Chaque jour, je me rends coupable d’aimer et d’être aimée. Chaque fois qu’une femme est arrêtée, je me rends complice. Je me dis : ça aurait pu être moi… Puis je me tais, je passe mon chemin, je m’efforce d’oublier… Mais je n’y arrive plus. Je n’en peux plus. Car mon corps m’appartient, il n’appartient ni à mon père, ni à mon mari, ni à mon entourage, ni aux yeux des hommes dans la rue, et encore moins à l’Etat.
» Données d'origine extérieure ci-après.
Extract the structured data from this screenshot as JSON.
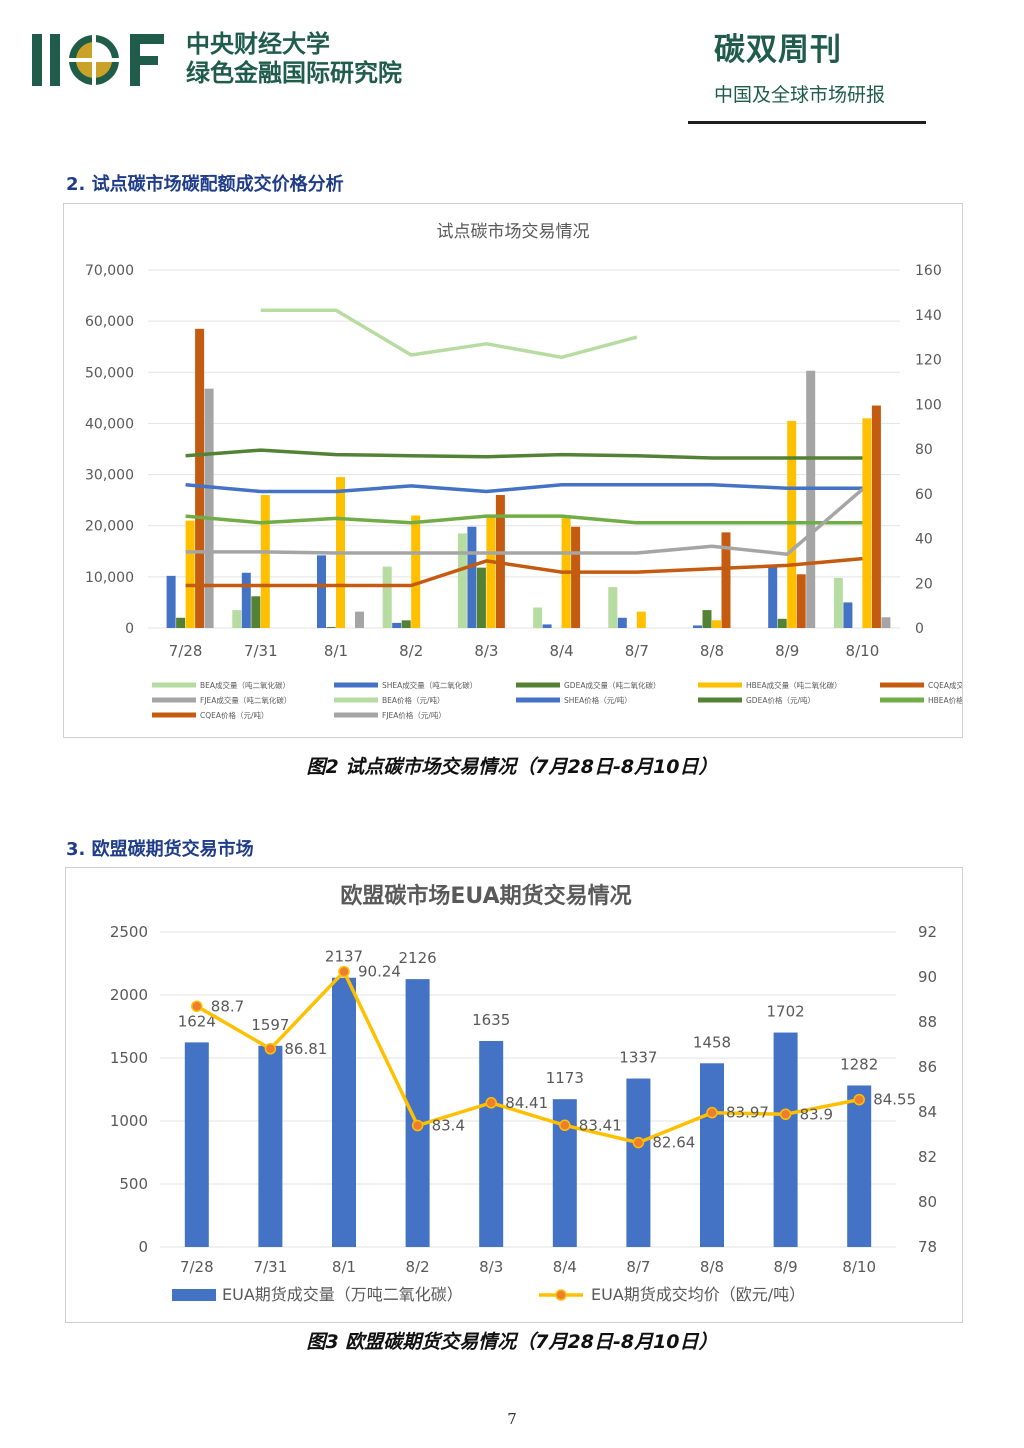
{
  "header": {
    "org_line1": "中央财经大学",
    "org_line2": "绿色金融国际研究院",
    "pub_title": "碳双周刊",
    "pub_subtitle": "中国及全球市场研报",
    "brand_color": "#1f5c4a"
  },
  "section2": {
    "title": "2. 试点碳市场碳配额成交价格分析"
  },
  "figure2": {
    "caption": "图2 试点碳市场交易情况（7月28日-8月10日）"
  },
  "section3": {
    "title": "3. 欧盟碳期货交易市场"
  },
  "figure3": {
    "caption": "图3 欧盟碳期货交易情况（7月28日-8月10日）"
  },
  "page_number": "7",
  "chart_data": [
    {
      "type": "bar",
      "title": "试点碳市场交易情况",
      "categories": [
        "7/28",
        "7/31",
        "8/1",
        "8/2",
        "8/3",
        "8/4",
        "8/7",
        "8/8",
        "8/9",
        "8/10"
      ],
      "y_left": {
        "min": 0,
        "max": 70000,
        "ticks": [
          "0",
          "10,000",
          "20,000",
          "30,000",
          "40,000",
          "50,000",
          "60,000",
          "70,000"
        ]
      },
      "y_right": {
        "min": 0,
        "max": 160,
        "ticks": [
          "0",
          "20",
          "40",
          "60",
          "80",
          "100",
          "120",
          "140",
          "160"
        ]
      },
      "bar_series": [
        {
          "name": "BEA成交量（吨二氧化碳）",
          "color": "#b7dca1",
          "values": [
            0,
            3500,
            0,
            12000,
            18500,
            4000,
            8000,
            0,
            0,
            9800
          ]
        },
        {
          "name": "SHEA成交量（吨二氧化碳）",
          "color": "#4472c4",
          "values": [
            10200,
            10800,
            14200,
            1000,
            19800,
            700,
            2000,
            500,
            12000,
            5000
          ]
        },
        {
          "name": "GDEA成交量（吨二氧化碳）",
          "color": "#548235",
          "values": [
            2000,
            6200,
            200,
            1500,
            11800,
            0,
            0,
            3500,
            1800,
            0
          ]
        },
        {
          "name": "HBEA成交量（吨二氧化碳）",
          "color": "#ffc000",
          "values": [
            21000,
            26000,
            29500,
            22000,
            22000,
            21500,
            3200,
            1500,
            40500,
            41000
          ]
        },
        {
          "name": "CQEA成交量（吨二氧化碳）",
          "color": "#c55a11",
          "values": [
            58500,
            0,
            0,
            0,
            26000,
            19800,
            0,
            18700,
            10500,
            43500
          ]
        },
        {
          "name": "FJEA成交量（吨二氧化碳）",
          "color": "#a5a5a5",
          "values": [
            46800,
            0,
            3200,
            0,
            0,
            0,
            0,
            0,
            50300,
            2100
          ]
        }
      ],
      "line_series": [
        {
          "name": "BEA价格（元/吨）",
          "color": "#b7dca1",
          "values": [
            null,
            142,
            142,
            122,
            127,
            121,
            130,
            null,
            null,
            null
          ]
        },
        {
          "name": "SHEA价格（元/吨）",
          "color": "#4472c4",
          "values": [
            64,
            61,
            61,
            63.5,
            61,
            64,
            64,
            64,
            62.5,
            62.5
          ]
        },
        {
          "name": "GDEA价格（元/吨）",
          "color": "#548235",
          "values": [
            77,
            79.5,
            77.5,
            77,
            76.5,
            77.5,
            77,
            76,
            76,
            76
          ]
        },
        {
          "name": "HBEA价格（元/吨）",
          "color": "#70ad47",
          "values": [
            50,
            47,
            49,
            47,
            50,
            50,
            47,
            47,
            47,
            47
          ]
        },
        {
          "name": "CQEA价格（元/吨）",
          "color": "#c55a11",
          "values": [
            19,
            19,
            19,
            19,
            30,
            25,
            25,
            26.5,
            28,
            31
          ]
        },
        {
          "name": "FJEA价格（元/吨）",
          "color": "#a5a5a5",
          "values": [
            34,
            34,
            33.5,
            33.5,
            33.5,
            33.5,
            33.5,
            36.5,
            33,
            62
          ]
        }
      ],
      "legend_position": "bottom",
      "grid": true
    },
    {
      "type": "bar",
      "title": "欧盟碳市场EUA期货交易情况",
      "categories": [
        "7/28",
        "7/31",
        "8/1",
        "8/2",
        "8/3",
        "8/4",
        "8/7",
        "8/8",
        "8/9",
        "8/10"
      ],
      "y_left": {
        "min": 0,
        "max": 2500,
        "ticks": [
          "0",
          "500",
          "1000",
          "1500",
          "2000",
          "2500"
        ]
      },
      "y_right": {
        "min": 78,
        "max": 92,
        "ticks": [
          "78",
          "80",
          "82",
          "84",
          "86",
          "88",
          "90",
          "92"
        ]
      },
      "bar_series": [
        {
          "name": "EUA期货成交量（万吨二氧化碳）",
          "color": "#4472c4",
          "values": [
            1624,
            1597,
            2137,
            2126,
            1635,
            1173,
            1337,
            1458,
            1702,
            1282
          ]
        }
      ],
      "line_series": [
        {
          "name": "EUA期货成交均价（欧元/吨）",
          "color": "#ffc000",
          "values": [
            88.7,
            86.81,
            90.24,
            83.4,
            84.41,
            83.41,
            82.64,
            83.97,
            83.9,
            84.55
          ]
        }
      ],
      "legend_position": "bottom",
      "grid": true
    }
  ]
}
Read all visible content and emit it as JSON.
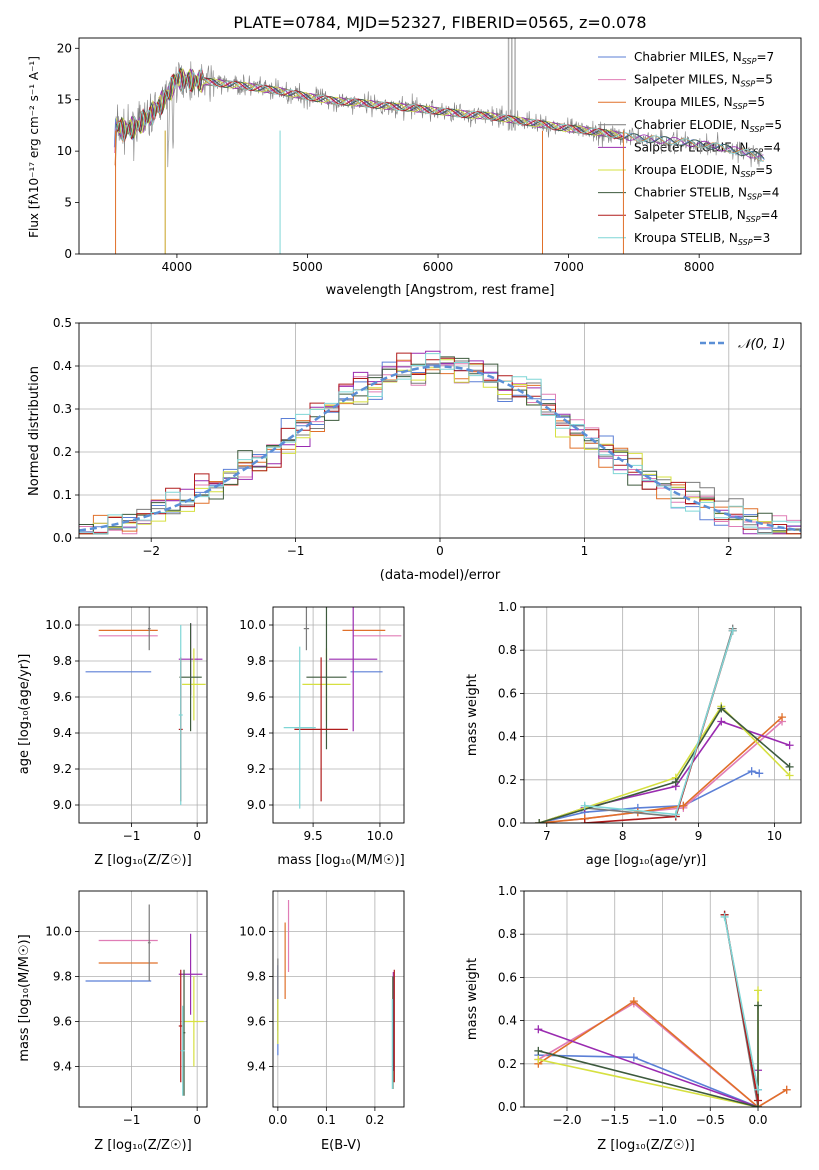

Aujourd’hui, je ne veux plus avoir honte. Moi qui aime, avorte, ai des relations sexuelles sans être mariée. Moi qui me cache. Moi qui risque le déshonneur, l’infamie, la prison. Cette culture du mensonge et de l’hypocrisie sociale génère la violence, l’arbitraire, l’intolérance. Ces lois, liberticides et inapplicables, sont devenues des outils de vengeance politique ou personnelle. C’est une épée de Damoclès qui nous menace et nous rappelle que notre vie ne nous appartient pas. Comment l’accepter ? Pourquoi l’accepter ? Encore et encore…

En 2018, au Maroc, 14 503 personnes ont été poursuivies au regard de l’article 490 du code pénal, qui punit de prison les relations sexuelles hors des liens du mariage. 3 048 personnes ont été incarcérées pour adultère. Chaque jour, dans notre pays, entre 600 et 800 avortements clandestins sont pratiqués. Faut-il mettre toutes ces personnes en prison ? Leurs "complices" (médecins, militants associatifs) aussi ?

Nous croyons que la société marocaine est mûre pour le changement et pour que soient enfin entérinés le respect de la vie privée et le droit de chacun à disposer de son corps. Notre société et notre pays méritent cela. Nous appelons nos gouvernants, nos décideurs, nos législateurs, à faire preuve de courage, à faire ce pas en avant, en engageant un débat national sur les libertés individuelles. Ce n’est pas un luxe, ce n’est pas une faveur, c’est une nécessité.

Comment favoriser l’épanouissement de la jeunesse, comment permettre la juste implication des femmes dans la société, comment engager réellement notre pays dans le progrès, dans le développement humain, si nos libertés individuelles ne sont pas respectées, si notre dignité est foulée au pied, si nous restons toutes et tous hors la loi ? Toutes et tous hors la loi, jusqu’à ce que la loi change.